In The Autobiography of Gucci Mane, the Atlanta rap star details his numerous stints in DeKalb County Jail and how they bolstered his street cred. When the Bay Area’s Mac Dre was locked up for conspiracy to commit robbery in 1992, he recorded an album over the jail phone that became legendary. This past year, Brooklyn rapper 6ix9ine’s various legal troubles—including a guilty plea for a child sex crime, and an arrest for firearms—propelled him into the Billboard Hot 100 and brought collaborations with Kanye West and Nicki Minaj.
But the reaction was noticeably different when Oakland rapper Qing Qi (Nikia Durgin) was booked in Nevada County Jail last week for an alleged burglary and high-speed getaway chase from police.
According to police, Qing Qi sped off at 120 miles per hour with her headlights off after officers stopped her on suspicion of burglarizing a CVS in Grass Valley. She nearly got away, but crashed in nearby Auburn, and was caught attempting to hail an Uber back to Oakland. The Union reported that officers found several thousand dollars of hair-care products and makeup in her car.
Qing Qi now faces two felony counts of second-degree burglary, one felony count of evading a peace officer and one misdemeanor count of obstructing a peace officer. Pending sentencing, she could spend up to nine years in jail.
All of which would ordinarily mean, by the rap rulebook, a surge in a rapper’s career. Except when Qing Qi’s mugshot appeared on the homepage of KRON4 on Nov. 17 and spread through Bay Area social media, the local rap community didn’t celebrate her outlaw status. Nor was there the type of sympathy that’s usually expressed for male rappers who get caught and put behind bars. Instead, the majority of the comments took jabs at Qing Qi’s hair and weight.
Reactions escalated when Sacramento rapper Mozzy, who has over 828,000 Instagram followers (and, ironically, is Qing Qi’s labelmate on San Francisco imprint Empire), posted her and her alleged accomplice’s mugshots with the caption “Lil petty thievery n thingz” and numerous laugh-cry emojis. (The post has since been deleted.)
Following Mozzy’s lead, his followers responded with taunts, many commenting that she deserved arrest after dissing Sacramento during her time as co-host of Thizzler’s YouTube talk show, That’s My Word. (While debating whether Sacramento is culturally part of the Bay Area, Qing Qi quipped that “Sacramento people are weird,” to which her co-host DNas replied, “They’re 2005 Oakland,” implying that Sacramento is behind the times.)
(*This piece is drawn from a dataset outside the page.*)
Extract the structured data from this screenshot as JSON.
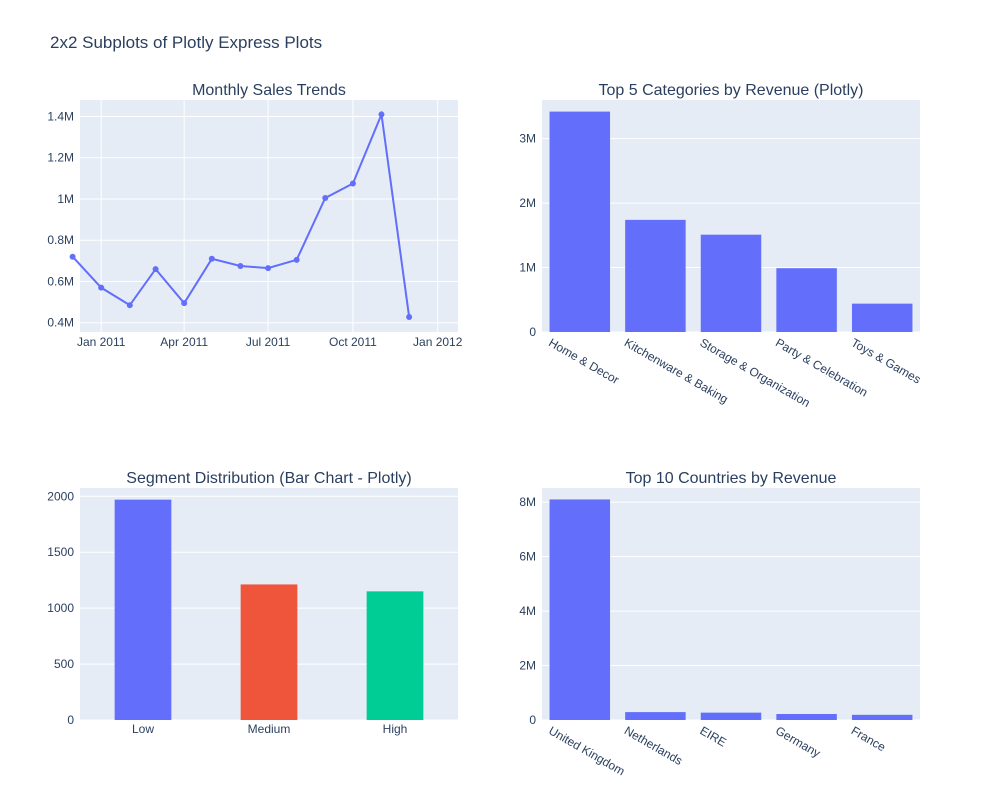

Mozzy’s manager, DavO, told KQED through a publicist that Mozzy was trying to make a point. “He just wanted to show people how things can quickly turn around for you,” he wrote in an email, adding that Mozzy had planned to post Qing Qi’s bond, “just to show you that the same people who you put down, that you do not know from a can of paint, can be the same ones that you may need later in life. He deleted [his post] because he didn’t want to humiliate her.” (Qing Qi’s rap crew, Pu Tang Clan, posted her bond before Mozzy had the opportunity.)